Face à l'Obélisque, symbole de la fierté nationale, un Mac Do, là où il y avait le Café El Nacional, où Pugliese inaugura son orchestre définitif (en août 1939).
Sic transit gloria mundi.
Clarín publie aujourd’hui une critique sur l’une des communications délivrées jeudi, au Colloque international sur le Tango, Tango : Arte et Pensamiento nuestro, à la Manzana de las Luces, lors de la Fête Nationale du Tango (voir l’article de Barrio de Tango de vendredi dernier sur cette manifestation).
Cette communication est celle d’un musicologue argentin qui vit à Madrid, Ramón Pelinski. Ce chercheur a fait une partie de ses études en Allemagne et a enseigné à l’Université de Montréal. Son intervention portait sur la façon dont, nous autres, les non Argentins et non Uruguayens, nous vivons et pratiquons le tango et l’influence qu’il a eu sur notre propre musique, notre propre danse.
Extraits :
"Ce qui se passe en Europe, c’est que le tango se danse comme un signe distinctif. Comme les jeunes dansent de la Dance, de la House, du Hip-hop ou du rock, ceux qui apprennent le tango le font avec l’idée de se différencier (1). Le tango indique un "nous nous habillons différemment, nous nous sentons différents". Il reste un phénomène de masse en Finlande [...] et conserve une base forte à Barcelone."

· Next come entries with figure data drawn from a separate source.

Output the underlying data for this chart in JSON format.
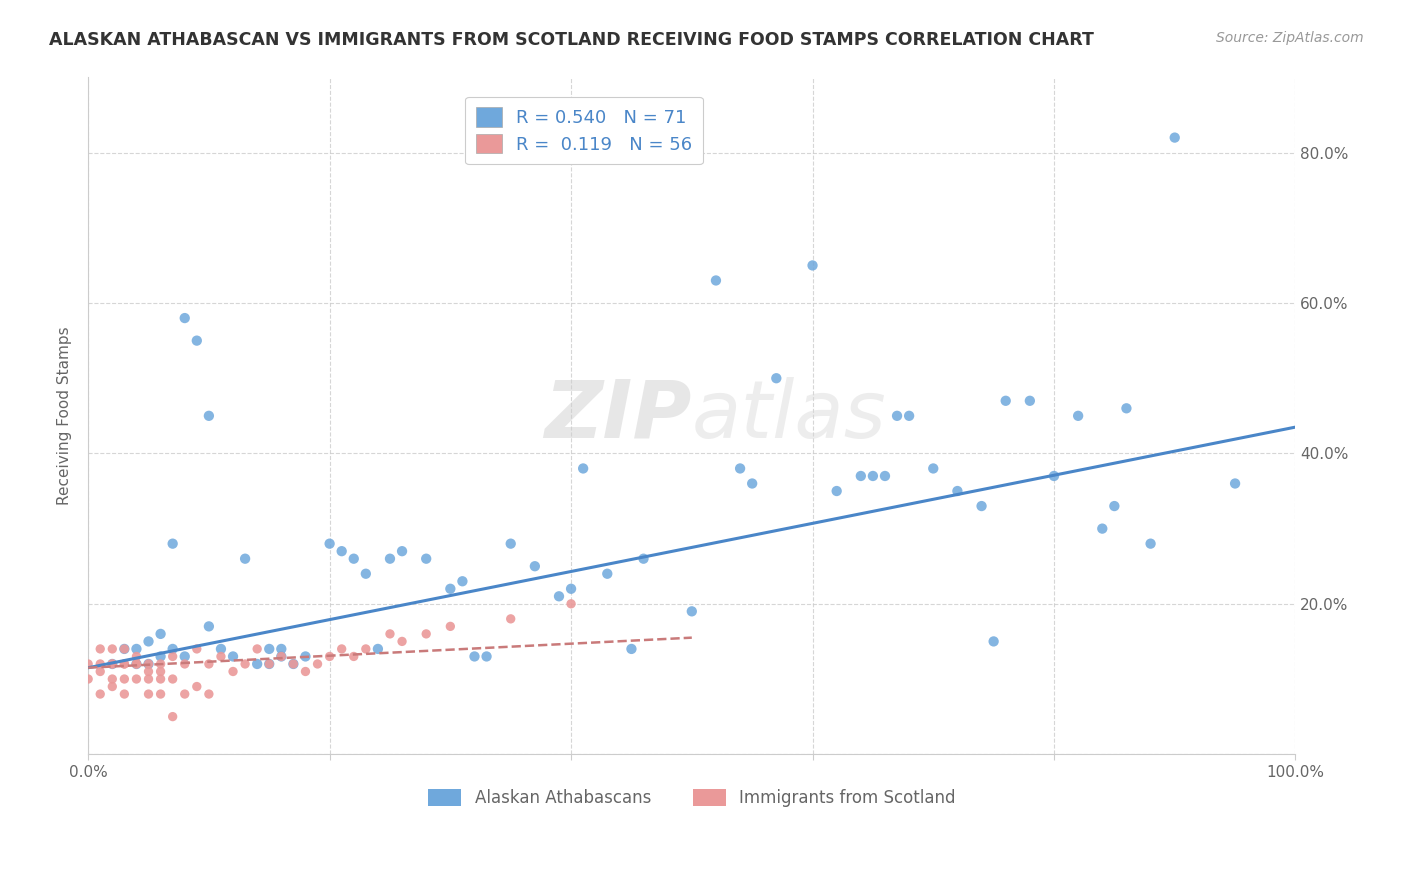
{
  "title": "ALASKAN ATHABASCAN VS IMMIGRANTS FROM SCOTLAND RECEIVING FOOD STAMPS CORRELATION CHART",
  "source": "Source: ZipAtlas.com",
  "ylabel": "Receiving Food Stamps",
  "xlim": [
    0.0,
    1.0
  ],
  "ylim": [
    0.0,
    0.9
  ],
  "xticks": [
    0.0,
    0.2,
    0.4,
    0.6,
    0.8,
    1.0
  ],
  "xticklabels": [
    "0.0%",
    "",
    "",
    "",
    "",
    "100.0%"
  ],
  "yticks": [
    0.0,
    0.2,
    0.4,
    0.6,
    0.8
  ],
  "yticklabels_right": [
    "",
    "20.0%",
    "40.0%",
    "60.0%",
    "80.0%"
  ],
  "blue_color": "#6fa8dc",
  "pink_color": "#ea9999",
  "blue_line_color": "#4a86c8",
  "pink_line_color": "#c97a7a",
  "R_blue": 0.54,
  "N_blue": 71,
  "R_pink": 0.119,
  "N_pink": 56,
  "legend1_label": "Alaskan Athabascans",
  "legend2_label": "Immigrants from Scotland",
  "blue_scatter": [
    [
      0.02,
      0.12
    ],
    [
      0.03,
      0.14
    ],
    [
      0.04,
      0.12
    ],
    [
      0.04,
      0.14
    ],
    [
      0.05,
      0.12
    ],
    [
      0.05,
      0.15
    ],
    [
      0.06,
      0.13
    ],
    [
      0.06,
      0.16
    ],
    [
      0.07,
      0.14
    ],
    [
      0.07,
      0.28
    ],
    [
      0.08,
      0.13
    ],
    [
      0.08,
      0.58
    ],
    [
      0.09,
      0.55
    ],
    [
      0.1,
      0.45
    ],
    [
      0.1,
      0.17
    ],
    [
      0.11,
      0.14
    ],
    [
      0.12,
      0.13
    ],
    [
      0.13,
      0.26
    ],
    [
      0.14,
      0.12
    ],
    [
      0.15,
      0.12
    ],
    [
      0.15,
      0.14
    ],
    [
      0.16,
      0.13
    ],
    [
      0.16,
      0.14
    ],
    [
      0.17,
      0.12
    ],
    [
      0.18,
      0.13
    ],
    [
      0.2,
      0.28
    ],
    [
      0.21,
      0.27
    ],
    [
      0.22,
      0.26
    ],
    [
      0.23,
      0.24
    ],
    [
      0.24,
      0.14
    ],
    [
      0.25,
      0.26
    ],
    [
      0.26,
      0.27
    ],
    [
      0.28,
      0.26
    ],
    [
      0.3,
      0.22
    ],
    [
      0.31,
      0.23
    ],
    [
      0.32,
      0.13
    ],
    [
      0.33,
      0.13
    ],
    [
      0.35,
      0.28
    ],
    [
      0.37,
      0.25
    ],
    [
      0.39,
      0.21
    ],
    [
      0.4,
      0.22
    ],
    [
      0.41,
      0.38
    ],
    [
      0.43,
      0.24
    ],
    [
      0.45,
      0.14
    ],
    [
      0.46,
      0.26
    ],
    [
      0.5,
      0.19
    ],
    [
      0.52,
      0.63
    ],
    [
      0.54,
      0.38
    ],
    [
      0.55,
      0.36
    ],
    [
      0.57,
      0.5
    ],
    [
      0.6,
      0.65
    ],
    [
      0.62,
      0.35
    ],
    [
      0.64,
      0.37
    ],
    [
      0.65,
      0.37
    ],
    [
      0.66,
      0.37
    ],
    [
      0.67,
      0.45
    ],
    [
      0.68,
      0.45
    ],
    [
      0.7,
      0.38
    ],
    [
      0.72,
      0.35
    ],
    [
      0.74,
      0.33
    ],
    [
      0.75,
      0.15
    ],
    [
      0.76,
      0.47
    ],
    [
      0.78,
      0.47
    ],
    [
      0.8,
      0.37
    ],
    [
      0.82,
      0.45
    ],
    [
      0.84,
      0.3
    ],
    [
      0.85,
      0.33
    ],
    [
      0.86,
      0.46
    ],
    [
      0.88,
      0.28
    ],
    [
      0.9,
      0.82
    ],
    [
      0.95,
      0.36
    ]
  ],
  "pink_scatter": [
    [
      0.0,
      0.12
    ],
    [
      0.0,
      0.1
    ],
    [
      0.01,
      0.12
    ],
    [
      0.01,
      0.14
    ],
    [
      0.01,
      0.11
    ],
    [
      0.01,
      0.08
    ],
    [
      0.02,
      0.12
    ],
    [
      0.02,
      0.1
    ],
    [
      0.02,
      0.14
    ],
    [
      0.02,
      0.12
    ],
    [
      0.02,
      0.09
    ],
    [
      0.03,
      0.12
    ],
    [
      0.03,
      0.1
    ],
    [
      0.03,
      0.12
    ],
    [
      0.03,
      0.14
    ],
    [
      0.03,
      0.08
    ],
    [
      0.04,
      0.12
    ],
    [
      0.04,
      0.12
    ],
    [
      0.04,
      0.1
    ],
    [
      0.04,
      0.13
    ],
    [
      0.05,
      0.12
    ],
    [
      0.05,
      0.11
    ],
    [
      0.05,
      0.1
    ],
    [
      0.05,
      0.08
    ],
    [
      0.06,
      0.12
    ],
    [
      0.06,
      0.11
    ],
    [
      0.06,
      0.1
    ],
    [
      0.06,
      0.08
    ],
    [
      0.07,
      0.13
    ],
    [
      0.07,
      0.1
    ],
    [
      0.08,
      0.12
    ],
    [
      0.08,
      0.08
    ],
    [
      0.09,
      0.14
    ],
    [
      0.09,
      0.09
    ],
    [
      0.1,
      0.12
    ],
    [
      0.1,
      0.08
    ],
    [
      0.11,
      0.13
    ],
    [
      0.12,
      0.11
    ],
    [
      0.13,
      0.12
    ],
    [
      0.14,
      0.14
    ],
    [
      0.15,
      0.12
    ],
    [
      0.16,
      0.13
    ],
    [
      0.17,
      0.12
    ],
    [
      0.18,
      0.11
    ],
    [
      0.19,
      0.12
    ],
    [
      0.2,
      0.13
    ],
    [
      0.21,
      0.14
    ],
    [
      0.22,
      0.13
    ],
    [
      0.23,
      0.14
    ],
    [
      0.25,
      0.16
    ],
    [
      0.26,
      0.15
    ],
    [
      0.28,
      0.16
    ],
    [
      0.3,
      0.17
    ],
    [
      0.35,
      0.18
    ],
    [
      0.4,
      0.2
    ],
    [
      0.07,
      0.05
    ]
  ],
  "blue_line_x": [
    0.0,
    1.0
  ],
  "blue_line_y": [
    0.115,
    0.435
  ],
  "pink_line_x": [
    0.0,
    0.5
  ],
  "pink_line_y": [
    0.115,
    0.155
  ],
  "background_color": "#ffffff",
  "grid_color": "#cccccc",
  "title_color": "#333333",
  "tick_color": "#666666",
  "legend_text_color": "#4a86c8"
}
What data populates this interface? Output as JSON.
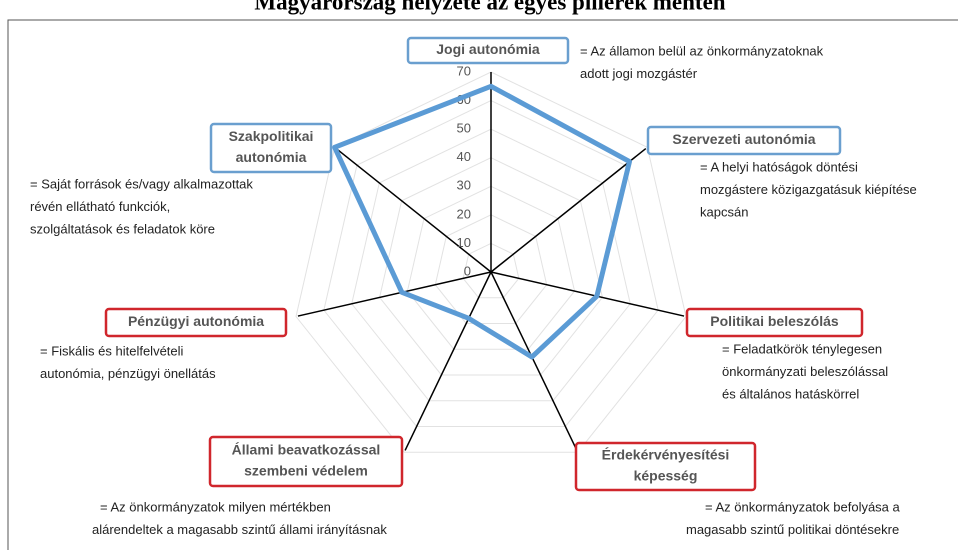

L’arrivée du tango en Europe "a érotisé la musique européenne. Le corps et l’érotisme n’avaient jamais existé auparavant dans la musique populaire européenne (2) [...] Après la seconde guerre mondiale, le tango a disparu en Europe, il n’a continué qu’au Japon où il est aujourd’hui beaucoup plus important que le flamenco (3). Piazzolla a travaillé sous le sceau du tango mais il faisait quelque chose de différent. Et ça n’intéresse plus personne de savoir si c’était ou non du tango (4). C’est ce qui se passe maintenant avec l’électro-tango. Il se pratique partout mais c’est un mélange bizarre qu’avec le temps, le monde finira par accepter. C’est pourquoi cela me plaît beaucoup qu’ici il se revendique de Pugliese." (5)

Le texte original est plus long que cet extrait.